Diana groaned as she came to a halt at yet another red light. In twenty minutes she hadn’t covered more than a couple of miles. She opened the glove box on the passenger side and fumbled in the dark for a cassette. She found one and pressed it into the slot, hoping it would be Pavarotti, only to be greeted by the strident tones of Gloria Gaynor assuring her ‘I will survive’. She smiled and thought about Daniel, as the light changed to green.

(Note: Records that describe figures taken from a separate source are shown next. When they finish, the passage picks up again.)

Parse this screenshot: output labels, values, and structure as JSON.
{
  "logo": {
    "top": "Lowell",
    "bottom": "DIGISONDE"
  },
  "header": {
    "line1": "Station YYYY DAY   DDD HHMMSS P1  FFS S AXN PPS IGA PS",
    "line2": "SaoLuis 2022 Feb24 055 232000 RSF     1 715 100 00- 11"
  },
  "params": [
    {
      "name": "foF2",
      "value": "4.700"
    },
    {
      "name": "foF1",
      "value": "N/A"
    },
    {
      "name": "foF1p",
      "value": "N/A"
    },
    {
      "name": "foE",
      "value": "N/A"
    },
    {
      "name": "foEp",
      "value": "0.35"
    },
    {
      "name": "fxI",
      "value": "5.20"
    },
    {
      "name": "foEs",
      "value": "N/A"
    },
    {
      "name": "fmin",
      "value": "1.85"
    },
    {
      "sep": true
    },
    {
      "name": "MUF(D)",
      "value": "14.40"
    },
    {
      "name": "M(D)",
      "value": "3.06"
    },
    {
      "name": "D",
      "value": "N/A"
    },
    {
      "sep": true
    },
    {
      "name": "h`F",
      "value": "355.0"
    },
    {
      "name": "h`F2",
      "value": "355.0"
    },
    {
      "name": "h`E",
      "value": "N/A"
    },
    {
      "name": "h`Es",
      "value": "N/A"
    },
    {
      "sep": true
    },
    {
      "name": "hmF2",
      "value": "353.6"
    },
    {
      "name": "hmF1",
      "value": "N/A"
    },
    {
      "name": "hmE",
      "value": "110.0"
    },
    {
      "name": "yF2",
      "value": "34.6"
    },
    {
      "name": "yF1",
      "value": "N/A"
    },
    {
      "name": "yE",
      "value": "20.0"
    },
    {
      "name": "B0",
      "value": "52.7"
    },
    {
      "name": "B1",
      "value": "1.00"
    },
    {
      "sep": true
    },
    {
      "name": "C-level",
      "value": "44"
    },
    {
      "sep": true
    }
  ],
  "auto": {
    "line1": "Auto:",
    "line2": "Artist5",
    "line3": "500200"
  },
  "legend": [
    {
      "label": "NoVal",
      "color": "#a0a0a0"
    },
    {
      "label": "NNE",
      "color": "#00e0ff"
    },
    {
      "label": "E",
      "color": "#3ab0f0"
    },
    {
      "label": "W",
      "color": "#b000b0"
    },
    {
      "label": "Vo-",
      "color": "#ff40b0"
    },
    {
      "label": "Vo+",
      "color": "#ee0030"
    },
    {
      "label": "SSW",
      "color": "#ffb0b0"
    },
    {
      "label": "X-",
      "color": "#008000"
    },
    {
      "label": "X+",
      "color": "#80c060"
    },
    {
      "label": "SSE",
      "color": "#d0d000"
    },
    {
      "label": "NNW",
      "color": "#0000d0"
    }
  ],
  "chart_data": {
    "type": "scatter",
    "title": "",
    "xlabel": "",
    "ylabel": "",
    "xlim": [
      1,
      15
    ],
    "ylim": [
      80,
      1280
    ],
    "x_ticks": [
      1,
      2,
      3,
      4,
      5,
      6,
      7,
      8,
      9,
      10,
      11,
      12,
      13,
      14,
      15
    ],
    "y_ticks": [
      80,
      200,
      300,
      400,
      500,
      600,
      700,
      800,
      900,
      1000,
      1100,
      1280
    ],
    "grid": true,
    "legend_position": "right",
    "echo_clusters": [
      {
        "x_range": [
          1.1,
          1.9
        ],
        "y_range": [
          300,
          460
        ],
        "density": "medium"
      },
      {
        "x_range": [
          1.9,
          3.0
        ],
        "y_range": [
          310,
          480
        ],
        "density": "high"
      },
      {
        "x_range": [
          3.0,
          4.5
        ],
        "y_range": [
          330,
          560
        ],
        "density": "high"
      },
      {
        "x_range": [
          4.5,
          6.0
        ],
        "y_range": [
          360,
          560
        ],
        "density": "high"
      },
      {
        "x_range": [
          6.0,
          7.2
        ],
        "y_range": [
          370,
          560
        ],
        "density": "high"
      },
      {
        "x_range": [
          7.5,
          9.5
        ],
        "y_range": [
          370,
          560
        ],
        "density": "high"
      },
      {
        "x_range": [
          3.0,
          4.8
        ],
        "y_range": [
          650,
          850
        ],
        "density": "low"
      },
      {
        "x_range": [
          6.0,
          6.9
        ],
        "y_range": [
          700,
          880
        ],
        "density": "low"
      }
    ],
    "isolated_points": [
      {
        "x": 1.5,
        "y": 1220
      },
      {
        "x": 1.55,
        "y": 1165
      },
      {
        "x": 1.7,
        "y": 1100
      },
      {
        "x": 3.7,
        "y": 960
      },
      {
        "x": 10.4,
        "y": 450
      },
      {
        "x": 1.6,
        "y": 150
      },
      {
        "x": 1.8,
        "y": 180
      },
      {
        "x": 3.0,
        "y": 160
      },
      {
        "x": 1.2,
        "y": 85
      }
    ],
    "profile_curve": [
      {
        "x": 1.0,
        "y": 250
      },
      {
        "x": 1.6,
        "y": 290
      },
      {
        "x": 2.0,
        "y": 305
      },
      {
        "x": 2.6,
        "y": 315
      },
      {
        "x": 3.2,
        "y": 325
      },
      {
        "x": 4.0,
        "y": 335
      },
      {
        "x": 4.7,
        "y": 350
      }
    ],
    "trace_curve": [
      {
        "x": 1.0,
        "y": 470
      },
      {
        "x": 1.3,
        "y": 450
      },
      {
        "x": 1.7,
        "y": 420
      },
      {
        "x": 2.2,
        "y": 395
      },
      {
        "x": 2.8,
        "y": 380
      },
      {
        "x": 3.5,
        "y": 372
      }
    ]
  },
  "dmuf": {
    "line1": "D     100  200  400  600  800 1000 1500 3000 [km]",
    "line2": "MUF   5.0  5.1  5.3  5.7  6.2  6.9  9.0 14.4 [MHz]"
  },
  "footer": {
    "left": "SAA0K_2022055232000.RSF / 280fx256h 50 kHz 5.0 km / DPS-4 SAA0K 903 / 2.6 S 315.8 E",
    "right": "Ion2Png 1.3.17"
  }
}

She and Daniel had read Economics at Bristol University in the early 1980s, friends but never lovers. Then Daniel met Rachael, who had come up a year after them, and from that moment he had never looked at another woman. They married the day he graduated, and after they returned from their honeymoon Daniel took over the management of his father’s farm in Bedfordshire. Three children had followed in quick succession, and Diana had been proud when she was asked to be godmother to Sophie, the eldest. Daniel and Rachael had now been married for twelve years, and Diana felt confident that they wouldn’t be disappointing their parents with any suggestion of a divorce. Although they were convinced she led an exciting and fulfilling life, Diana often envied their gentle and uncomplicated existence.